Cuando se le pregunta por el poder de la ficción a la hora de contar esos mundos, Alana asegura que “es el único modo de incorporar estos procesos a lo humano porque al estudiarlos se los deshumaniza”. “Esto no significa que no haya que estudiarlos –advierte–, pero no acepto que me traten como un objeto de estudio porque soy una persona, una mujer. Lo dice el Estado que me otorgó una documentación, mi entorno y yo misma. La única manera de incorporar las vidas de cualquiera a lo humano son las narraciones y la ficción es la manera de reivindicarnos como universalidad”.

“Adoraba mirarlas y memorizar sus gestos, su forma de estar quietas, el modo en el que se tocaban el pelo, sus risas desacomplejadas y cómo manipulaban los objetos. Absorbía la energía que creía percibir cuando las mujeres estaban reunidas, sin hombres”. La protagonista narra con fascinación esos aquelarres domésticos desde su sed de referentes y por las páginas de la novela desfilan menciones a Almodóvar, Mendicutti, Moix, Madonna, Bowie o George Michael, entre otros. Portero dice que eso constituye “la fe de la protagonista, la figura mariana a la que encomendarse, el Santoral donde vuelca sus deseos” y recuerda que “las divas pop de los ’80 cumplían una fantasía de transformación” porque de un disco a otro parecían otras personas, “eran como seres mitológicos y la mitología es la gran fantasía de transformación”.

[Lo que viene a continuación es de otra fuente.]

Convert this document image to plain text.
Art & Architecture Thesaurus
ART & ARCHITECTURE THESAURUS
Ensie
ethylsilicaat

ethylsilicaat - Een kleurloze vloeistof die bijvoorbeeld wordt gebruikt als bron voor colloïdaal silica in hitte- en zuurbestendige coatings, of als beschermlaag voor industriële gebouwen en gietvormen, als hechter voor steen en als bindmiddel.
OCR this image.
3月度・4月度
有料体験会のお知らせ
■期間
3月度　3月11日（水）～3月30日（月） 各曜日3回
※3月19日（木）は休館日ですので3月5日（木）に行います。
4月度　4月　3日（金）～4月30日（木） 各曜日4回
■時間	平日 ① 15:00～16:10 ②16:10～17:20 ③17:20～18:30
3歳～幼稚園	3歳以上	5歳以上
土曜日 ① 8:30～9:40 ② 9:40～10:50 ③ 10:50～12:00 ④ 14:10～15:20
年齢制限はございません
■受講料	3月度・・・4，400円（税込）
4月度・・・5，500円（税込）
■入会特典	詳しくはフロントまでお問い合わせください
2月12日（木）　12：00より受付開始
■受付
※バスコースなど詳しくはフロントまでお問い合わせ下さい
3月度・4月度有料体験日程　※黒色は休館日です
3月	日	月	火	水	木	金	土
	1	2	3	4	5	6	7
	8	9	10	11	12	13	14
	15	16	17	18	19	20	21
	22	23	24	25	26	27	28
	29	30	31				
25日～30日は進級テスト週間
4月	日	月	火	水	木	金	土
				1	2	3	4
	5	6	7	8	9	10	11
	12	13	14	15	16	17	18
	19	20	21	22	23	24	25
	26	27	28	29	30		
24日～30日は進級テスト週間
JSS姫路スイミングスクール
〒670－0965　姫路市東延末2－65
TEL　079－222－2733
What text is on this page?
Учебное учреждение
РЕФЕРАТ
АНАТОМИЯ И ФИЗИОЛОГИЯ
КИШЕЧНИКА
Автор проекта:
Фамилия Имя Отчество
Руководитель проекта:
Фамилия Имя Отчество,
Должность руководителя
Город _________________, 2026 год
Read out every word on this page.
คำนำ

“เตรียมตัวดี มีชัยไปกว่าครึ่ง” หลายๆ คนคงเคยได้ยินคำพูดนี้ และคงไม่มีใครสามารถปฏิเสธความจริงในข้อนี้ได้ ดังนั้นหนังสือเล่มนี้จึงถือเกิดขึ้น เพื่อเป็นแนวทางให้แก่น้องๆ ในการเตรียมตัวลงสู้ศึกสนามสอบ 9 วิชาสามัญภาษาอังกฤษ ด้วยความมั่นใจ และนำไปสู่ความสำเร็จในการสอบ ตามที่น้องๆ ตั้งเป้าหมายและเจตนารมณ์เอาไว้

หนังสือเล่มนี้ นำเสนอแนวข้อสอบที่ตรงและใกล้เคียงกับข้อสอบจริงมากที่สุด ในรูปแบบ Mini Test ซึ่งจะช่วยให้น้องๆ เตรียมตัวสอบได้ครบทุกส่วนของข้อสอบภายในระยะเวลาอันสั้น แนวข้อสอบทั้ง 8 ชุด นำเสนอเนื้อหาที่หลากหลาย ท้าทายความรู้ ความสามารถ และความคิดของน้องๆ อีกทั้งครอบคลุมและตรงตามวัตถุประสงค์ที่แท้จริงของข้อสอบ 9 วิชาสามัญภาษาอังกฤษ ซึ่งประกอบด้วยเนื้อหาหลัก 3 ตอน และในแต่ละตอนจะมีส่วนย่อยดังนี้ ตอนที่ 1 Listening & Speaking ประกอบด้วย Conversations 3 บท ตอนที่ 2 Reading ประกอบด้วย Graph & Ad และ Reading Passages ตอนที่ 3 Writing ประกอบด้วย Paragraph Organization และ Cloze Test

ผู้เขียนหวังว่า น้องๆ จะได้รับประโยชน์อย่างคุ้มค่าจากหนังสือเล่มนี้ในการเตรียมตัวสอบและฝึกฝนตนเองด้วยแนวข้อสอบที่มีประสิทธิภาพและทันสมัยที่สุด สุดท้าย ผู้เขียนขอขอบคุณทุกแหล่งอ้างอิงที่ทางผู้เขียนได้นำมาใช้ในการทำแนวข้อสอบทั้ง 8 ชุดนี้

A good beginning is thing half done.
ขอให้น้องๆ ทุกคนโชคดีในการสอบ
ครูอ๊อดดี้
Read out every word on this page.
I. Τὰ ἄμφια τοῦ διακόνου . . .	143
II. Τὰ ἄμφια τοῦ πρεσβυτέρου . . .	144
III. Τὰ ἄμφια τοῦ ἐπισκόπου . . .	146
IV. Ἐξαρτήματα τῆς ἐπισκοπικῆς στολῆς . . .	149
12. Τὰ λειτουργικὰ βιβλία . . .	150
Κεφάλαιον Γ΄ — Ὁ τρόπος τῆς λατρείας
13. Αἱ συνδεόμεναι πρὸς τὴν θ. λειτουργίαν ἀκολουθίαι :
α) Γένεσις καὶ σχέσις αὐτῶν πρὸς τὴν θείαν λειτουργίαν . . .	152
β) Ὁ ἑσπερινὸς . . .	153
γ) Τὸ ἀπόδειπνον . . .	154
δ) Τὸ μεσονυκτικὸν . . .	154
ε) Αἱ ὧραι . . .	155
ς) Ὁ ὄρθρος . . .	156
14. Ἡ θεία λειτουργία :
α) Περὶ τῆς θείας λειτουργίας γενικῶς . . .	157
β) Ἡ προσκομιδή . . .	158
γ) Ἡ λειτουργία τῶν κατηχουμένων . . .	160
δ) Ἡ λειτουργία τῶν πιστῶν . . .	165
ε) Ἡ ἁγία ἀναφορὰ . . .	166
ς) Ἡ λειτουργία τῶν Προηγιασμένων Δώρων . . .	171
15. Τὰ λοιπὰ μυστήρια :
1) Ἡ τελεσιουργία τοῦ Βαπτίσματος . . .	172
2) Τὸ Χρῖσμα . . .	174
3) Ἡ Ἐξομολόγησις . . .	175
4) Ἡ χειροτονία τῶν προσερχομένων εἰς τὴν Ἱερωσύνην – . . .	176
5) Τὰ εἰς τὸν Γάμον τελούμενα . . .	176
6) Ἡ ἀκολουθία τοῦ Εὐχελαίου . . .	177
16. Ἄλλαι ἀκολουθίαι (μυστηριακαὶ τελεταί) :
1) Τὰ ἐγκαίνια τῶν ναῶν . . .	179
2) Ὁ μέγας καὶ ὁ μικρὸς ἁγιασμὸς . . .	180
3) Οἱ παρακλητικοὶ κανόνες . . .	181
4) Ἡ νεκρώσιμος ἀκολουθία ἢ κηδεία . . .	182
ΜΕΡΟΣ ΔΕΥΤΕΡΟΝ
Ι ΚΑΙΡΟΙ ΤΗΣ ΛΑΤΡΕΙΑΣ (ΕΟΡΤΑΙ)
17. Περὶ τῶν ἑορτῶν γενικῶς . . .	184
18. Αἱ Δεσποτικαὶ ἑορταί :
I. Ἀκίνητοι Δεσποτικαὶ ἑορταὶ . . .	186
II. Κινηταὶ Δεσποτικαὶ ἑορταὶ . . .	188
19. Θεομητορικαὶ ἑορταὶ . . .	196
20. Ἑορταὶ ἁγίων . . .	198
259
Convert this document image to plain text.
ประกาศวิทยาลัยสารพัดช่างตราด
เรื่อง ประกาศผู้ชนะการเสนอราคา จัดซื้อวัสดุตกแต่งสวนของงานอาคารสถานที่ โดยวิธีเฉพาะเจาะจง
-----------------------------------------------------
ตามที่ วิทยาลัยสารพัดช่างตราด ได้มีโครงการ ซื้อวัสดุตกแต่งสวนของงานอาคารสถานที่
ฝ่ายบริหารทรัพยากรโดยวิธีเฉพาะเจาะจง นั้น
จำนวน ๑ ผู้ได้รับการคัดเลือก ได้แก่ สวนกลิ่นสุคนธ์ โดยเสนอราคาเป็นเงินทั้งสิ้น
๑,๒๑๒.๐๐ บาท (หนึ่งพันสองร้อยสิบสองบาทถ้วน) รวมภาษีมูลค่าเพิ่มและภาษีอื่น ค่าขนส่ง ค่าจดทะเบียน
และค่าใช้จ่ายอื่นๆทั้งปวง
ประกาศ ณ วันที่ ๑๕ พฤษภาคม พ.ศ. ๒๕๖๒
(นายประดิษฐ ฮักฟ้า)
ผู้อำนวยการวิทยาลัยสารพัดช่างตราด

La autora se formó como medievalista y además se desempeña como periodista, dramaturga y directora. Dice que utiliza referencias a cuentos, mitos y leyendas porque su cabeza funciona creando realidades paralelas. “Yo camino por la calle e imagino cosas extrañísimas, como si pudiese descorrer un velo entre la realidad y otro lugar donde todo el mundo lleva una corona de flores”. Consultada sobre la realidad concreta en la que parece haber un recrudecimiento de la ultraderecha a nivel mundial, ella se muestra optimista y aclara que cuando escribió su novela lo hizo sin pretensiones políticas o pedagógicas. “Otra cosa es lo que suceda con la historia, cómo esa narración coincide con la de otros y se convierte en una narración común. Esto me parece maravilloso y ojalá sirva como ladrillito para construir un muro de contención contra todo este horror incalificable”. Sobre el escenario global, opina: “Creo que la ultraderecha está menguando, lo creo de verdad. Me parece que tocó techo y hay una oleada por todas partes, pero están perdiendo su cuota de poder y lo único que les queda es la sobreactuación. Con Milei se ve muy claramente. Yo lo puedo decir: es un payaso peligroso, no tiene nada más que su histrionismo, pero si pierde las elecciones tendrá que llevar ese histrionismo adonde se lo soporten”.